Fleur Verwijs is performance marketing manager at Omoda, one of the Netherlands’ leading e-commerce retailers for footwear and clothing. Together with her team, she’s responsible for driving the project that revolutionised its approach to returns — and delivered more profit.
Omoda is an innovative, family-owned Dutch fashion retailer. Although we were established as a footwear retailer in 2000, our heritage stretches back as far as 1875, when our founder’s grandfather made shoes and offered a home delivery service… by horse.
By 2007, we’d begun selling online and overseas. Further diversification came when we began selling clothing, which now accounts for around 35% of our total revenue.
Like for many fashion retailers, the past few years have been challenging. The acceleration of online shopping, changes in payment methods, and the introduction of fast fashion have meant more and more returns. Some of the biggest Dutch online platforms see between 30% and 70% of their products sent back.
As clothing is the most returned product category, it’s something we knew we needed to address. Not only for financial reasons, but for environmental ones too.
That’s when we turned to our partners at Google and Dept agency to help us create an AI-powered solution to help us predict, and lower, returns.
Return to sender… no more
We had two major problems to tackle. The first one was strategic change. When we first launched clothing, the focus was more on growing our revenue.
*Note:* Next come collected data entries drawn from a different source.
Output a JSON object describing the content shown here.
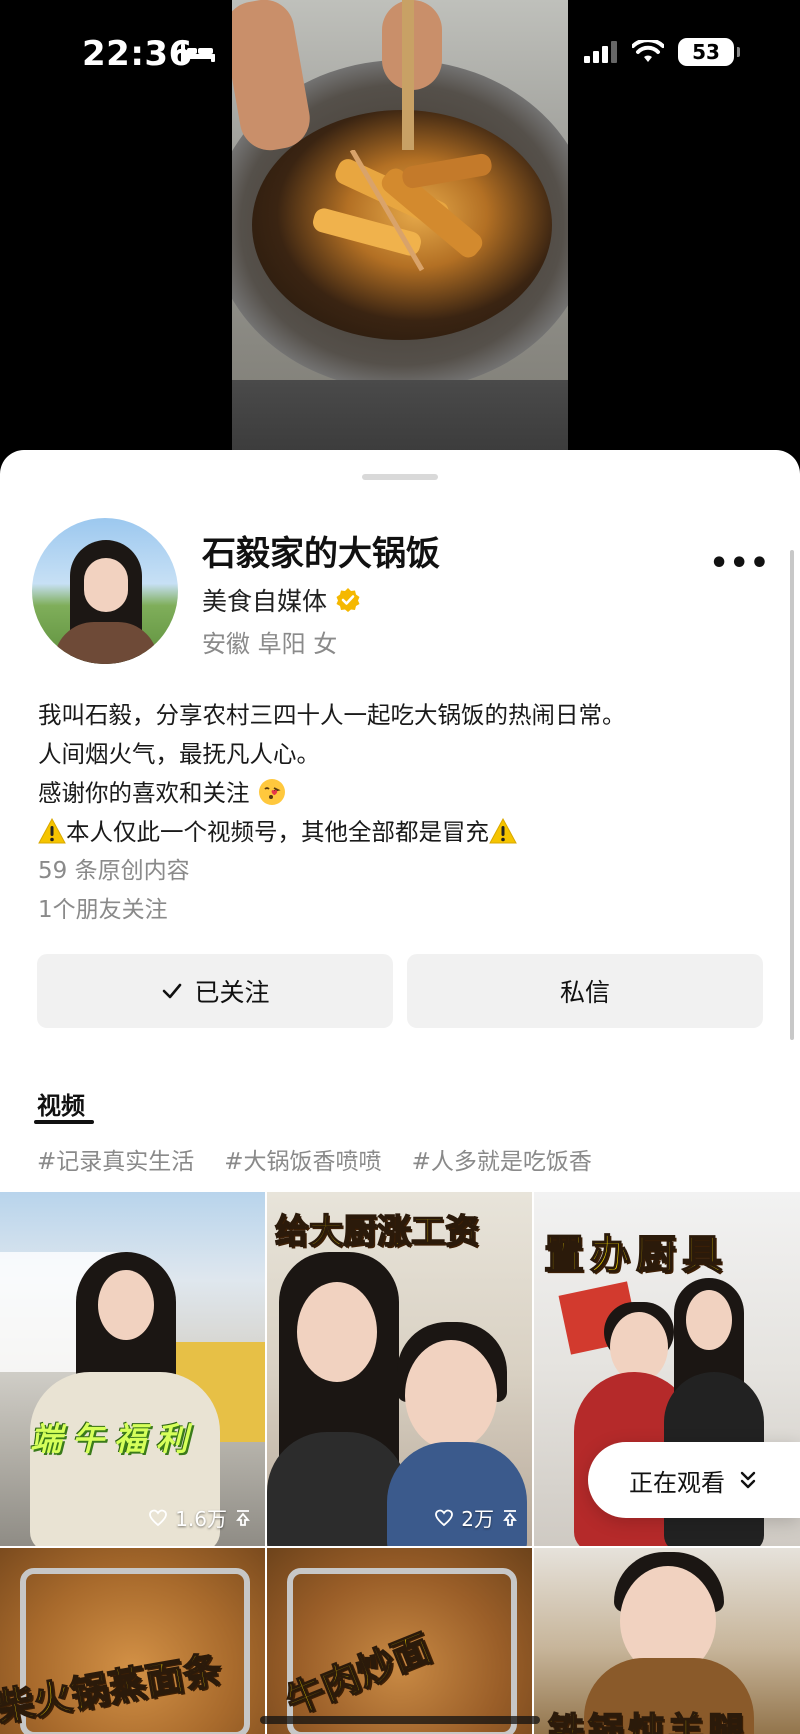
{
  "status_bar": {
    "time": "22:36",
    "battery": "53"
  },
  "profile": {
    "name": "石毅家的大锅饭",
    "category": "美食自媒体",
    "location": "安徽 阜阳 女",
    "bio_lines": [
      "我叫石毅，分享农村三四十人一起吃大锅饭的热闹日常。",
      "人间烟火气，最抚凡人心。",
      "感谢你的喜欢和关注",
      "本人仅此一个视频号，其他全部都是冒充"
    ],
    "original_count": "59 条原创内容",
    "friends_following": "1个朋友关注"
  },
  "actions": {
    "follow_label": "已关注",
    "message_label": "私信"
  },
  "tabs": {
    "videos": "视频"
  },
  "hashtags": [
    "#记录真实生活",
    "#大锅饭香喷喷",
    "#人多就是吃饭香"
  ],
  "videos": [
    {
      "title": "端午福利",
      "likes": "1.6万"
    },
    {
      "title": "给大厨涨工资",
      "likes": "2万"
    },
    {
      "title": "置办厨具",
      "likes": ""
    },
    {
      "title": "柴火锅蒸面条",
      "likes": ""
    },
    {
      "title": "牛肉炒面",
      "likes": ""
    },
    {
      "title": "铁锅炖羊腿",
      "likes": ""
    }
  ],
  "floating": {
    "watching_label": "正在观看"
  },
  "colors": {
    "verified_badge": "#f5b800",
    "overlay_yellow": "#ffe400",
    "overlay_green": "#d6ff5a"
  }
}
But in early 2023, our focus shifted to profit growth instead of revenue growth to help ensure our long-term success.
The second was the volume of returns. With 50% of our total revenue being sent back via returns, we needed to lower this.
At the time we were using Smart Bidding algorithms to power our advertising and reach customers based on total order value. We focused our marketing budget on customers who spent a lot, however it meant they potentially returned a lot too. For example, a person buying a pair of shoes in three different sizes to try on at home. These customers bring revenue, but also return costs.
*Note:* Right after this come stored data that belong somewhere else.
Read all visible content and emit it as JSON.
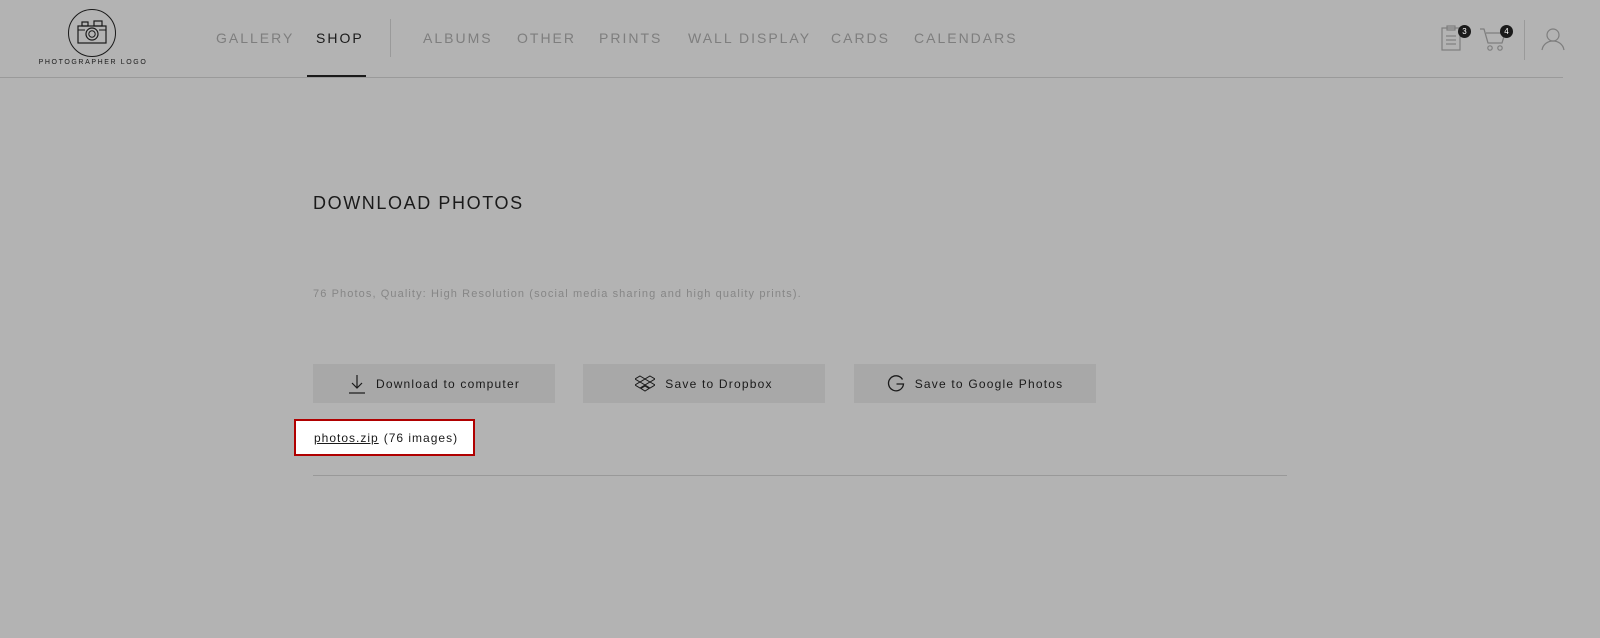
{
  "header": {
    "logo_text": "PHOTOGRAPHER LOGO",
    "nav": [
      {
        "label": "GALLERY",
        "active": false
      },
      {
        "label": "SHOP",
        "active": true
      },
      {
        "label": "ALBUMS",
        "active": false
      },
      {
        "label": "OTHER",
        "active": false
      },
      {
        "label": "PRINTS",
        "active": false
      },
      {
        "label": "WALL DISPLAY",
        "active": false
      },
      {
        "label": "CARDS",
        "active": false
      },
      {
        "label": "CALENDARS",
        "active": false
      }
    ],
    "orders_badge": "3",
    "cart_badge": "4",
    "icons": {
      "logo": "camera-icon",
      "orders": "clipboard-list-icon",
      "cart": "shopping-cart-icon",
      "account": "user-icon"
    }
  },
  "main": {
    "title": "DOWNLOAD PHOTOS",
    "info": "76 Photos, Quality: High Resolution (social media sharing and high quality prints).",
    "buttons": [
      {
        "label": "Download to computer",
        "icon": "download-icon"
      },
      {
        "label": "Save to Dropbox",
        "icon": "dropbox-icon"
      },
      {
        "label": "Save to Google Photos",
        "icon": "google-icon"
      }
    ],
    "file": {
      "name": "photos.zip",
      "count": "(76 images)"
    }
  },
  "colors": {
    "overlay_background": "#b3b3b3",
    "text_dark": "#1a1a1a",
    "text_muted": "#7e7e7e",
    "highlight_border": "#b00000"
  }
}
With 50% of our revenue growth being sent back via returns, we needed to lower this.
That’s why we created a new model to help predict whether an order was going to be returned — and, if so, how much of the order might be returned.
“Everything is hosted within Google’s ecosystem,” explains Dept’s data scientist Maria Guerrero. “We have all the consented data from customers and orders in data warehouse BigQuery and we used that to train the models. To get the data in real-time, we also incorporated Google’s Firestore, Dataflow, and Cloud functions. Machine learning models were developed and deployed using Vertex AI.”
“Now, when an order comes in, we can mix historical data — what a customer ordered and returned before — and combine it with new real-time data, including variables like payment methods, to get a prediction.” Guerrero says.
Not every order has the same value to our business. Orders which are less likely to be returned are more valuable. This new process has allowed us to optimise our marketing budget, focusing our bidding on customers with lower return rates while still reaching those that are in the market for higher-margin products.
Delivering the goods with AI
We wanted our real-time solution to be as agile as possible. To make that work, we needed an infrastructure that could process the predictions in milliseconds.
Building all of this took around a year and then we needed to ensure our board’s buy-in. The board is made up of many innovative and creative people, including the founding family members. They were excited about what we could do, but also wanted to inject their own ideas. The CEO, for example, wanted to add a data layer to account for additional costs associated with an order, such as packaging and shipping costs, etc.
So we kept updating the models. When we were ready to launch, we analysed all the data with a fine-tooth comb and watched for any tweaks that were needed.
As a last, but very important step, we also wanted to activate this predictive data in Google Ads where we use AI-powered ads solutions such as Performance Max and Broad Match to get the most out of our investments.
Results that deliver
As the result came in, we couldn’t have been happier.
We were able to correctly predict whether or not any items would be returned for between 70-75% of orders by using this model. And with this knowledge we were able to decrease returns by 5% as the model focused on generating orders with high profit rather than simply high revenue.
Not only that, but we also increased profit margin by 14%.
This was very much a concept. Now we want to optimise the model. Other applications we are considering include modelling to reduce CO2 emissions and combining prediction models with the personal sizing recommendation we introduced last year. This should help reduce returns even further.
Whatever you do, if your challenge and strategy are clear — as ours were — and you have the right teams to work with, you really can solve any problem. We’ve gained an in-depth understanding of customers’ return behaviour, and can now use that to help prevent returns, maximise our profits, and deliver the best service possible.